I also see more examples of what I call lazy writing than I’d care to name. What I mean by lazy is when authors slap a word into a sentence or a scene rather than taking the time to describe the thoughts or emotions behind it. Or they use one word far too many times in a book. Sometimes too many times on a page, or even in a single paragraph.
For example, if I ever see the words chuckled, snorted, smirked, sneered, scoffed, sweetly, naughty, hungrily and angrily again, I’ll be a very happy girl.
If you’re a writer, BE a writer. Don’t just say somebody chuckled, over and over again. Take the time to explore what’s so amusing. If the situation is ironic, take the time to explain why. If it’s amusing, share the joke. There can be a variety of reasons why somebody would chuckle. Do your readers a favor and take a good look at them.
Rather than saying that somebody snorted, explain the disgust or disdain behind it. People don’t just do these things. There’s a lifetime of experience behind every person’s actions and reactions. And your character needs to have a lifetime behind them. They have to exist as real people within your imagination before they can live and breathe within the minds of your readers.
There’s a fine line between fleshing out your character, though. I’m not saying that you should prattle off every single thing that’s ever happened to your character. Your readers will lose interest long before little Bitsy or Billy loses their first tooth — unless, of course, that’s integral to the scene you’re working on. If you’re writing a piece de resistance about the tooth fairy, then by all means, revisit that milestone event.
If your character is snorting in disgust at, for example, a racist remark, it would serve you well to mention that your fellow was raised in an environment where such intolerance was inexcusable. Or that s/he carries some of the blood being insulted, even if it doesn’t show. You can really explore a back-history, and not take up thousands of words doing it.

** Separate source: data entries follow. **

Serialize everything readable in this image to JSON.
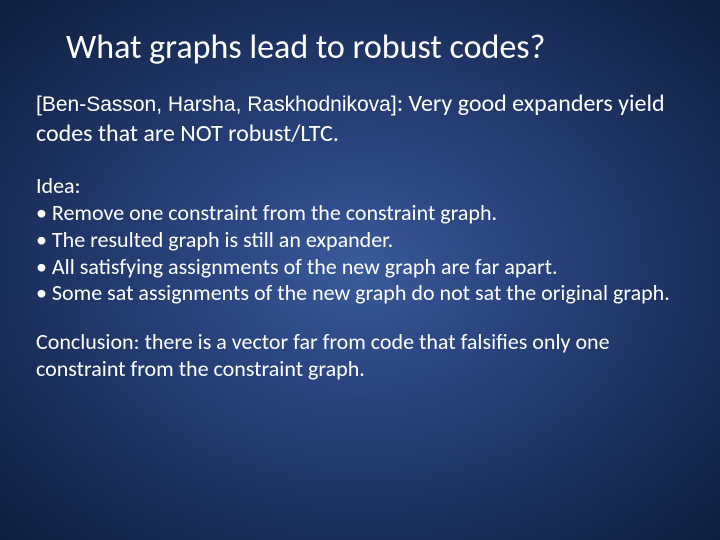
{
  "slide": {
    "background": {
      "gradient_center": "#3a5a9a",
      "gradient_mid": "#2a4580",
      "gradient_outer": "#1a2e5a",
      "gradient_edge": "#0f1d3d"
    },
    "text_color": "#ffffff",
    "title": "What  graphs lead to robust codes?",
    "title_fontsize": 34,
    "reference": {
      "authors": "[Ben-Sasson, Harsha, Raskhodnikova]",
      "body": ": Very good expanders yield codes that are NOT robust/LTC.",
      "authors_fontsize": 21,
      "body_fontsize": 24
    },
    "idea": {
      "heading": "Idea:",
      "bullets": [
        "• Remove one constraint from the constraint graph.",
        "• The resulted graph is still an expander.",
        "• All satisfying assignments of the new graph are far apart.",
        "• Some sat assignments of the new graph do not sat the original graph."
      ],
      "fontsize": 22
    },
    "conclusion": {
      "text": "Conclusion: there is a vector far from code that falsifies only one constraint from the constraint graph.",
      "fontsize": 22
    }
  }
}
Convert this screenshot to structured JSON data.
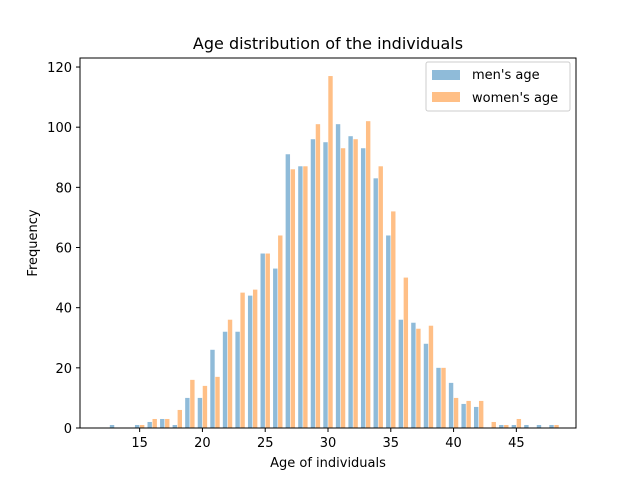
{
  "chart_data": {
    "type": "bar",
    "title": "Age distribution of the individuals",
    "xlabel": "Age of individuals",
    "ylabel": "Frequency",
    "xlim": [
      10.25,
      49.75
    ],
    "ylim": [
      0,
      123
    ],
    "xticks": [
      15,
      20,
      25,
      30,
      35,
      40,
      45
    ],
    "yticks": [
      0,
      20,
      40,
      60,
      80,
      100,
      120
    ],
    "legend_position": "top-right",
    "series": [
      {
        "name": "men's age",
        "color": "#1f77b4",
        "opacity": 0.5,
        "x": [
          13,
          15,
          16,
          17,
          18,
          19,
          20,
          21,
          22,
          23,
          24,
          25,
          26,
          27,
          28,
          29,
          30,
          31,
          32,
          33,
          34,
          35,
          36,
          37,
          38,
          39,
          40,
          41,
          42,
          44,
          45,
          46,
          47,
          48
        ],
        "values": [
          1,
          1,
          2,
          3,
          1,
          10,
          10,
          26,
          32,
          32,
          44,
          58,
          53,
          91,
          87,
          96,
          95,
          101,
          97,
          93,
          83,
          64,
          36,
          35,
          28,
          20,
          15,
          8,
          7,
          1,
          1,
          1,
          1,
          1
        ]
      },
      {
        "name": "women's age",
        "color": "#ff7f0e",
        "opacity": 0.5,
        "x": [
          15,
          16,
          17,
          18,
          19,
          20,
          21,
          22,
          23,
          24,
          25,
          26,
          27,
          28,
          29,
          30,
          31,
          32,
          33,
          34,
          35,
          36,
          37,
          38,
          39,
          40,
          41,
          42,
          43,
          44,
          45,
          48
        ],
        "values": [
          1,
          3,
          3,
          6,
          16,
          14,
          17,
          36,
          45,
          46,
          58,
          64,
          86,
          87,
          101,
          117,
          93,
          96,
          102,
          87,
          72,
          50,
          33,
          34,
          20,
          10,
          9,
          9,
          2,
          1,
          3,
          1
        ]
      }
    ]
  }
}
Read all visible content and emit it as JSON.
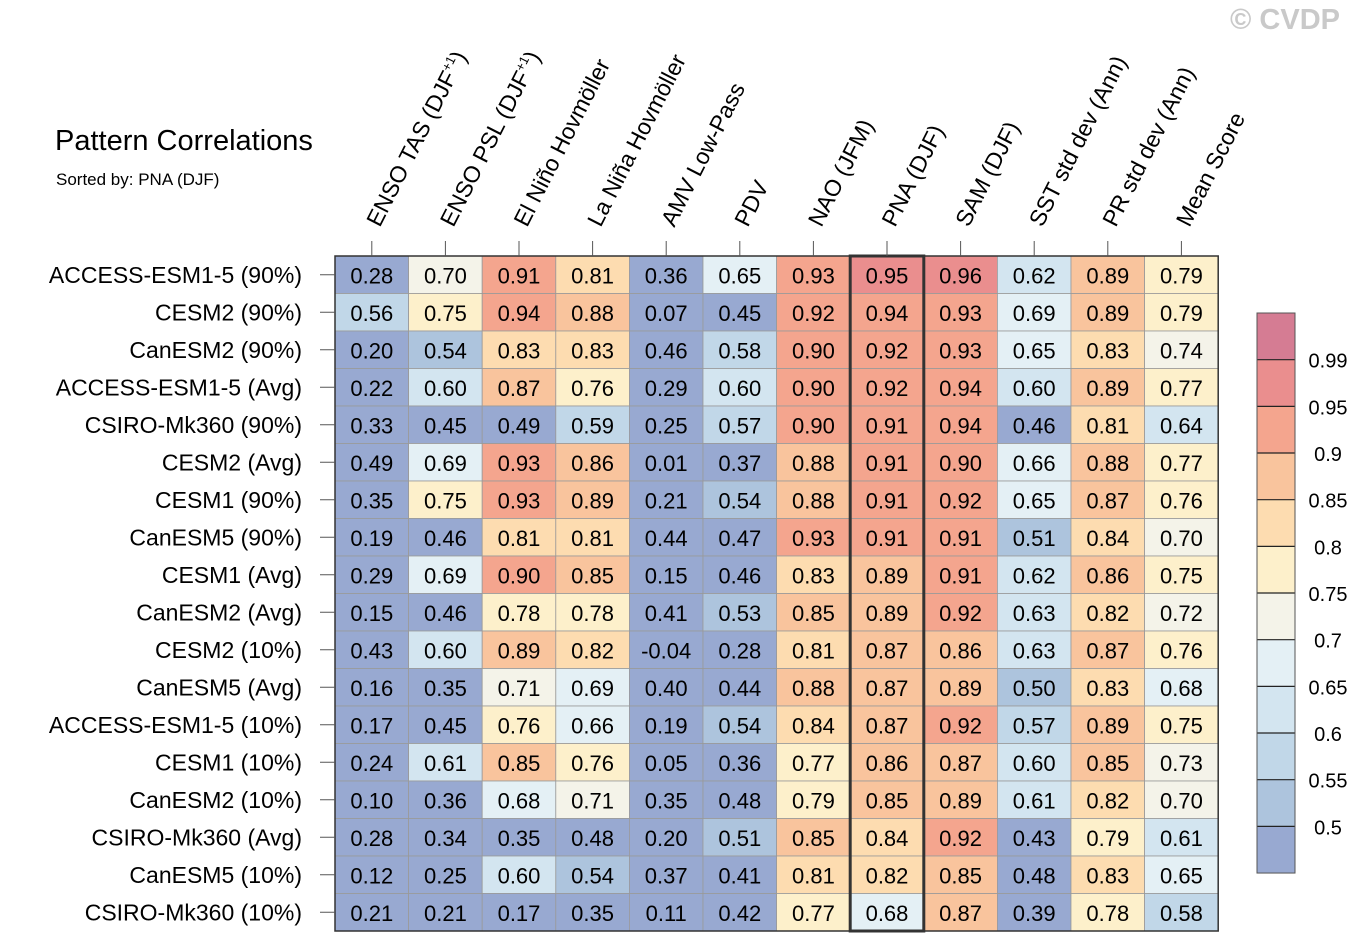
{
  "watermark": "© CVDP",
  "chart_data": {
    "type": "heatmap",
    "title": "Pattern Correlations",
    "subtitle": "Sorted by: PNA (DJF)",
    "highlighted_column": "PNA (DJF)",
    "columns": [
      {
        "main": "ENSO TAS (DJF",
        "sup": "+1",
        "tail": ")"
      },
      {
        "main": "ENSO PSL (DJF",
        "sup": "+1",
        "tail": ")"
      },
      {
        "main": "El Niño Hovmöller"
      },
      {
        "main": "La Niña Hovmöller"
      },
      {
        "main": "AMV Low-Pass"
      },
      {
        "main": "PDV"
      },
      {
        "main": "NAO (JFM)"
      },
      {
        "main": "PNA (DJF)"
      },
      {
        "main": "SAM (DJF)"
      },
      {
        "main": "SST std dev (Ann)"
      },
      {
        "main": "PR std dev (Ann)"
      },
      {
        "main": "Mean Score"
      }
    ],
    "rows": [
      {
        "name": "ACCESS-ESM1-5 (90%)",
        "values": [
          "0.28",
          "0.70",
          "0.91",
          "0.81",
          "0.36",
          "0.65",
          "0.93",
          "0.95",
          "0.96",
          "0.62",
          "0.89",
          "0.79"
        ]
      },
      {
        "name": "CESM2 (90%)",
        "values": [
          "0.56",
          "0.75",
          "0.94",
          "0.88",
          "0.07",
          "0.45",
          "0.92",
          "0.94",
          "0.93",
          "0.69",
          "0.89",
          "0.79"
        ]
      },
      {
        "name": "CanESM2 (90%)",
        "values": [
          "0.20",
          "0.54",
          "0.83",
          "0.83",
          "0.46",
          "0.58",
          "0.90",
          "0.92",
          "0.93",
          "0.65",
          "0.83",
          "0.74"
        ]
      },
      {
        "name": "ACCESS-ESM1-5 (Avg)",
        "values": [
          "0.22",
          "0.60",
          "0.87",
          "0.76",
          "0.29",
          "0.60",
          "0.90",
          "0.92",
          "0.94",
          "0.60",
          "0.89",
          "0.77"
        ]
      },
      {
        "name": "CSIRO-Mk360 (90%)",
        "values": [
          "0.33",
          "0.45",
          "0.49",
          "0.59",
          "0.25",
          "0.57",
          "0.90",
          "0.91",
          "0.94",
          "0.46",
          "0.81",
          "0.64"
        ]
      },
      {
        "name": "CESM2 (Avg)",
        "values": [
          "0.49",
          "0.69",
          "0.93",
          "0.86",
          "0.01",
          "0.37",
          "0.88",
          "0.91",
          "0.90",
          "0.66",
          "0.88",
          "0.77"
        ]
      },
      {
        "name": "CESM1 (90%)",
        "values": [
          "0.35",
          "0.75",
          "0.93",
          "0.89",
          "0.21",
          "0.54",
          "0.88",
          "0.91",
          "0.92",
          "0.65",
          "0.87",
          "0.76"
        ]
      },
      {
        "name": "CanESM5 (90%)",
        "values": [
          "0.19",
          "0.46",
          "0.81",
          "0.81",
          "0.44",
          "0.47",
          "0.93",
          "0.91",
          "0.91",
          "0.51",
          "0.84",
          "0.70"
        ]
      },
      {
        "name": "CESM1 (Avg)",
        "values": [
          "0.29",
          "0.69",
          "0.90",
          "0.85",
          "0.15",
          "0.46",
          "0.83",
          "0.89",
          "0.91",
          "0.62",
          "0.86",
          "0.75"
        ]
      },
      {
        "name": "CanESM2 (Avg)",
        "values": [
          "0.15",
          "0.46",
          "0.78",
          "0.78",
          "0.41",
          "0.53",
          "0.85",
          "0.89",
          "0.92",
          "0.63",
          "0.82",
          "0.72"
        ]
      },
      {
        "name": "CESM2 (10%)",
        "values": [
          "0.43",
          "0.60",
          "0.89",
          "0.82",
          "-0.04",
          "0.28",
          "0.81",
          "0.87",
          "0.86",
          "0.63",
          "0.87",
          "0.76"
        ]
      },
      {
        "name": "CanESM5 (Avg)",
        "values": [
          "0.16",
          "0.35",
          "0.71",
          "0.69",
          "0.40",
          "0.44",
          "0.88",
          "0.87",
          "0.89",
          "0.50",
          "0.83",
          "0.68"
        ]
      },
      {
        "name": "ACCESS-ESM1-5 (10%)",
        "values": [
          "0.17",
          "0.45",
          "0.76",
          "0.66",
          "0.19",
          "0.54",
          "0.84",
          "0.87",
          "0.92",
          "0.57",
          "0.89",
          "0.75"
        ]
      },
      {
        "name": "CESM1 (10%)",
        "values": [
          "0.24",
          "0.61",
          "0.85",
          "0.76",
          "0.05",
          "0.36",
          "0.77",
          "0.86",
          "0.87",
          "0.60",
          "0.85",
          "0.73"
        ]
      },
      {
        "name": "CanESM2 (10%)",
        "values": [
          "0.10",
          "0.36",
          "0.68",
          "0.71",
          "0.35",
          "0.48",
          "0.79",
          "0.85",
          "0.89",
          "0.61",
          "0.82",
          "0.70"
        ]
      },
      {
        "name": "CSIRO-Mk360 (Avg)",
        "values": [
          "0.28",
          "0.34",
          "0.35",
          "0.48",
          "0.20",
          "0.51",
          "0.85",
          "0.84",
          "0.92",
          "0.43",
          "0.79",
          "0.61"
        ]
      },
      {
        "name": "CanESM5 (10%)",
        "values": [
          "0.12",
          "0.25",
          "0.60",
          "0.54",
          "0.37",
          "0.41",
          "0.81",
          "0.82",
          "0.85",
          "0.48",
          "0.83",
          "0.65"
        ]
      },
      {
        "name": "CSIRO-Mk360 (10%)",
        "values": [
          "0.21",
          "0.21",
          "0.17",
          "0.35",
          "0.11",
          "0.42",
          "0.77",
          "0.68",
          "0.87",
          "0.39",
          "0.78",
          "0.58"
        ]
      }
    ],
    "colorbar": {
      "levels": [
        0.5,
        0.55,
        0.6,
        0.65,
        0.7,
        0.75,
        0.8,
        0.85,
        0.9,
        0.95,
        0.99
      ],
      "labels": [
        "0.5",
        "0.55",
        "0.6",
        "0.65",
        "0.7",
        "0.75",
        "0.8",
        "0.85",
        "0.9",
        "0.95",
        "0.99"
      ],
      "colors": [
        "#98a9d1",
        "#adc4dd",
        "#c1d7e8",
        "#d3e5f0",
        "#e4f0f5",
        "#f4f3e9",
        "#fdf0cb",
        "#fddcb0",
        "#f9c49d",
        "#f4a58e",
        "#ea8e8e",
        "#d57c93"
      ]
    }
  }
}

Smirks and sneers are powerful expressions. They can really be played with. There’s a lot that can go behind them. Smirks come from smart-asses and sneers generally come from assholes.Talk about potential for giving a character some depth!
If nothing else, instead of saying “He sneered,” you could instead say “The thought curdled his blood and made him want to vomit.” See what I mean? Explore that. Don’t just slap a word there without looking at why.
If erotica is your thing, find better ways to describe a lover’s actions than to fall back on “sweetly” or “naughtily” time and time again. That’s the height of lazy, poor writing. There are so many ways to describe an erotic scene without repeating the same tired old spank over and over. explore them.
There’s an entire UNIVERSE of words out there to use when you describe the world you’re creating on paper, limited only by your imagination. Dip into the pool of your vocabulary when you write. Jump in and swim. Go deep. If you just skip a rock across the surface and call it done, it’s not only lazy writing. It’s bad, and barely writing at that.
If you’re physically unable to be more creative than that, do one of two things. Either get your hands on a decent thesaurus and find some other word to use, or take up knitting instead.